“I AM WHAT I AM AND WHAT I AM IS WONDERFUL” . . .

Finally lost the 4 pounds I gained last weekend. Its like a yo, yo. I am good all day, the evenings when I actually have time to relax I eat, not because I am hungry, but because I can and I do :(For some reason I associate relaxing with eating, not good at all. Good thing I don’t have more relaxing time or that could turn into a nightmare.

I have to admit I have made some,no, a lot better choices and  Iam exercising more, so I should be proud about that. I just get so frustrated with myself. I just want to shake me! I thought I had this all down pat. I know what I need to do, and it works, so why can’t I just do it and continue to do it? I find myself bingeing, which I really never did before. Gaining it, losing it . . . Why do I start only to give up as soon as I see something is working? Am I setting myself up to fail on purpose? If I want it so bad, and I know how to achieve it what am I so afraid of?

Maybe I am afraid of losing who I am? You see so many people I know who have lost weight become different people . . . what if that happens to me and I end up skinny and alone. That would be worse for me than being heavy. What if my husband liked me better heavier, that would hurt. What if I do all this work and my body is smooshy and ugly? Or what if I lose it to only gain it all back again? This is insane! I need to think about one thing at a time and deal with things as they come. Who knew losing weight could be so terrifying and complicated. Who am I kidding . . . I did!!!

Deep down inside I know that the people who truly care about me will always be there for me – smooshy or not. Maybe these are just excuses as well. Tooooo complicated. ARRRR!!! Let’s stick to exercising and eating healthy for now. I do have to say that I do feel better and am looking a little more toned, so my efforts aren’t going unnoticed and I guess if you really think about it, that is all that matters, how you feel . . .

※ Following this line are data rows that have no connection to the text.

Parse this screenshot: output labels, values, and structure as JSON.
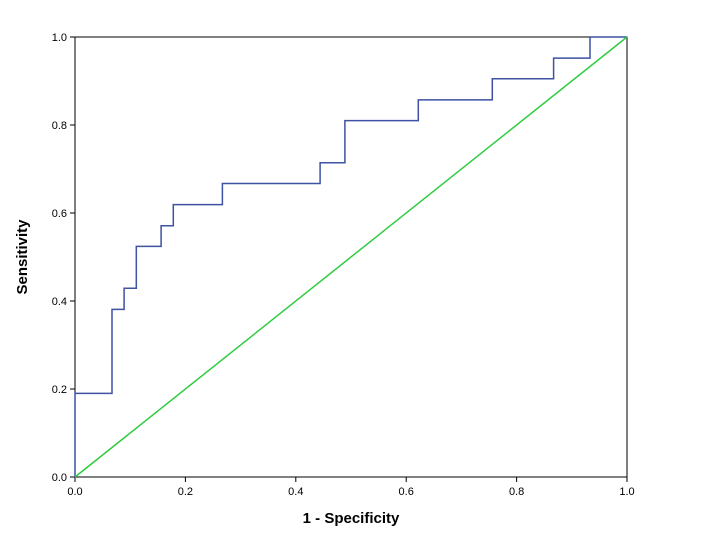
{
  "chart_data": {
    "type": "line",
    "xlabel": "1 - Specificity",
    "ylabel": "Sensitivity",
    "xlim": [
      0.0,
      1.0
    ],
    "ylim": [
      0.0,
      1.0
    ],
    "x_ticks": [
      "0.0",
      "0.2",
      "0.4",
      "0.6",
      "0.8",
      "1.0"
    ],
    "y_ticks": [
      "0.0",
      "0.2",
      "0.4",
      "0.6",
      "0.8",
      "1.0"
    ],
    "grid": false,
    "legend": "none",
    "series": [
      {
        "color": "#3d52a3",
        "step": true,
        "x": [
          0.0,
          0.0,
          0.067,
          0.067,
          0.089,
          0.089,
          0.111,
          0.111,
          0.156,
          0.156,
          0.178,
          0.178,
          0.267,
          0.267,
          0.444,
          0.444,
          0.489,
          0.489,
          0.622,
          0.622,
          0.756,
          0.756,
          0.867,
          0.867,
          0.933,
          0.933,
          1.0
        ],
        "y": [
          0.0,
          0.19,
          0.19,
          0.381,
          0.381,
          0.429,
          0.429,
          0.524,
          0.524,
          0.571,
          0.571,
          0.619,
          0.619,
          0.667,
          0.667,
          0.714,
          0.714,
          0.81,
          0.81,
          0.857,
          0.857,
          0.905,
          0.905,
          0.952,
          0.952,
          1.0,
          1.0
        ]
      },
      {
        "color": "#2ecc40",
        "step": false,
        "x": [
          0.0,
          1.0
        ],
        "y": [
          0.0,
          1.0
        ]
      }
    ]
  }
}
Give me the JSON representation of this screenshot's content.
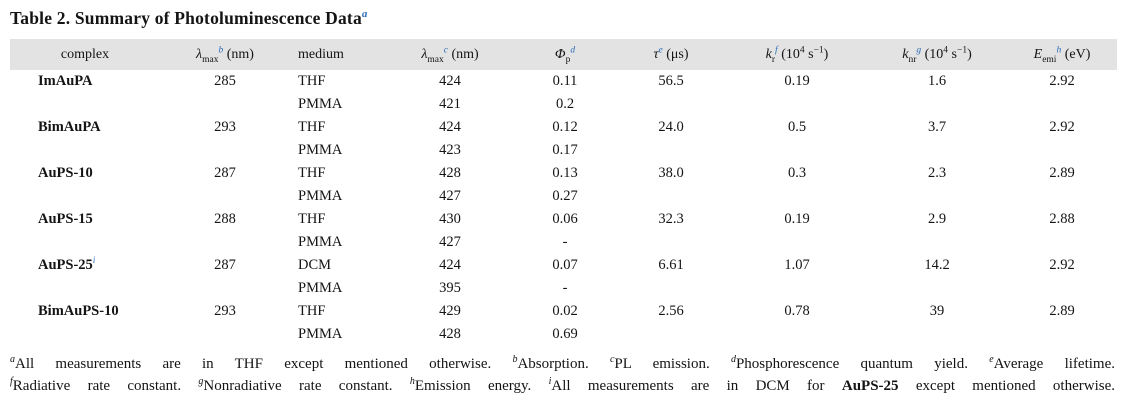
{
  "title": {
    "text": "Table 2. Summary of Photoluminescence Data",
    "marker": "a"
  },
  "colors": {
    "accent_blue": "#2e6db4",
    "header_bg": "#e3e3e3",
    "text": "#141414"
  },
  "table": {
    "headers": [
      {
        "main": "complex"
      },
      {
        "main": "λ",
        "sub": "max",
        "marker": "b",
        "upre": " (nm)"
      },
      {
        "main": "medium"
      },
      {
        "main": "λ",
        "sub": "max",
        "marker": "c",
        "upre": " (nm)"
      },
      {
        "main": "Φ",
        "sub": "p",
        "marker": "d"
      },
      {
        "main": "τ",
        "marker": "e",
        "upre": " (μs)"
      },
      {
        "main": "k",
        "sub": "r",
        "marker": "f",
        "upre": " (10",
        "upow": "4",
        "umid": " s",
        "upow2": "−1",
        "upost": ")"
      },
      {
        "main": "k",
        "sub": "nr",
        "marker": "g",
        "upre": " (10",
        "upow": "4",
        "umid": " s",
        "upow2": "−1",
        "upost": ")"
      },
      {
        "main": "E",
        "sub": "emi",
        "marker": "h",
        "upre": " (eV)"
      }
    ],
    "rows": [
      {
        "complex": "ImAuPA",
        "abs": "285",
        "medium": "THF",
        "em": "424",
        "phi": "0.11",
        "tau": "56.5",
        "kr": "0.19",
        "knr": "1.6",
        "eemi": "2.92"
      },
      {
        "medium": "PMMA",
        "em": "421",
        "phi": "0.2"
      },
      {
        "complex": "BimAuPA",
        "abs": "293",
        "medium": "THF",
        "em": "424",
        "phi": "0.12",
        "tau": "24.0",
        "kr": "0.5",
        "knr": "3.7",
        "eemi": "2.92"
      },
      {
        "medium": "PMMA",
        "em": "423",
        "phi": "0.17"
      },
      {
        "complex": "AuPS-10",
        "abs": "287",
        "medium": "THF",
        "em": "428",
        "phi": "0.13",
        "tau": "38.0",
        "kr": "0.3",
        "knr": "2.3",
        "eemi": "2.89"
      },
      {
        "medium": "PMMA",
        "em": "427",
        "phi": "0.27"
      },
      {
        "complex": "AuPS-15",
        "abs": "288",
        "medium": "THF",
        "em": "430",
        "phi": "0.06",
        "tau": "32.3",
        "kr": "0.19",
        "knr": "2.9",
        "eemi": "2.88"
      },
      {
        "medium": "PMMA",
        "em": "427",
        "phi": "-"
      },
      {
        "complex": "AuPS-25",
        "complex_marker": "i",
        "abs": "287",
        "medium": "DCM",
        "em": "424",
        "phi": "0.07",
        "tau": "6.61",
        "kr": "1.07",
        "knr": "14.2",
        "eemi": "2.92"
      },
      {
        "medium": "PMMA",
        "em": "395",
        "phi": "-"
      },
      {
        "complex": "BimAuPS-10",
        "abs": "293",
        "medium": "THF",
        "em": "429",
        "phi": "0.02",
        "tau": "2.56",
        "kr": "0.78",
        "knr": "39",
        "eemi": "2.89"
      },
      {
        "medium": "PMMA",
        "em": "428",
        "phi": "0.69"
      }
    ]
  },
  "footnotes": {
    "lines": [
      {
        "segments": [
          {
            "marker": "a",
            "text": "All measurements are in THF except mentioned otherwise. "
          },
          {
            "marker": "b",
            "text": "Absorption. "
          },
          {
            "marker": "c",
            "text": "PL emission. "
          },
          {
            "marker": "d",
            "text": "Phosphorescence quantum yield. "
          },
          {
            "marker": "e",
            "text": "Average lifetime."
          }
        ]
      },
      {
        "segments": [
          {
            "marker": "f",
            "text": "Radiative rate constant. "
          },
          {
            "marker": "g",
            "text": "Nonradiative rate constant. "
          },
          {
            "marker": "h",
            "text": "Emission energy. "
          },
          {
            "marker": "i",
            "text": "All measurements are in DCM for "
          },
          {
            "bold": "AuPS-25"
          },
          {
            "text": " except mentioned otherwise."
          }
        ]
      }
    ]
  }
}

As it says in the Simple Abundance . . . “Today we make peace with the past: with the bodies and faces we were born with and those that have evolved. Today, we embrace the lines that stare back at us, the parts that sag in the middle or stick out where they shouldn’t, the hair that never keeps a curl or never loses it.” “It will take a bit of doing, learning to love all our personal pilgrimage places. However, before genuine love can flourish, we must finally accept ourselves exactly as we are today. Not tomorrow or next week or when we lose twenty-five pounds. Remember, acceptance is acknowledging the reality of a situation: that we’re heavier than we’d like to be, for example, or that our complexion is ruddy or sallow, or that we’ve got gray streaks, or that leggings just don’t work for us. Most of us think of other women as beauties, never ourselves. But every women was created by Spirit to be genuine beauty. We learn how to reveal to the world our unique radiance only after we acknowledge it ourselves.” “ I am what I am and what I am is wonderful.”

This hits so close to home, this is why I love this book!!! Really makes you think!!!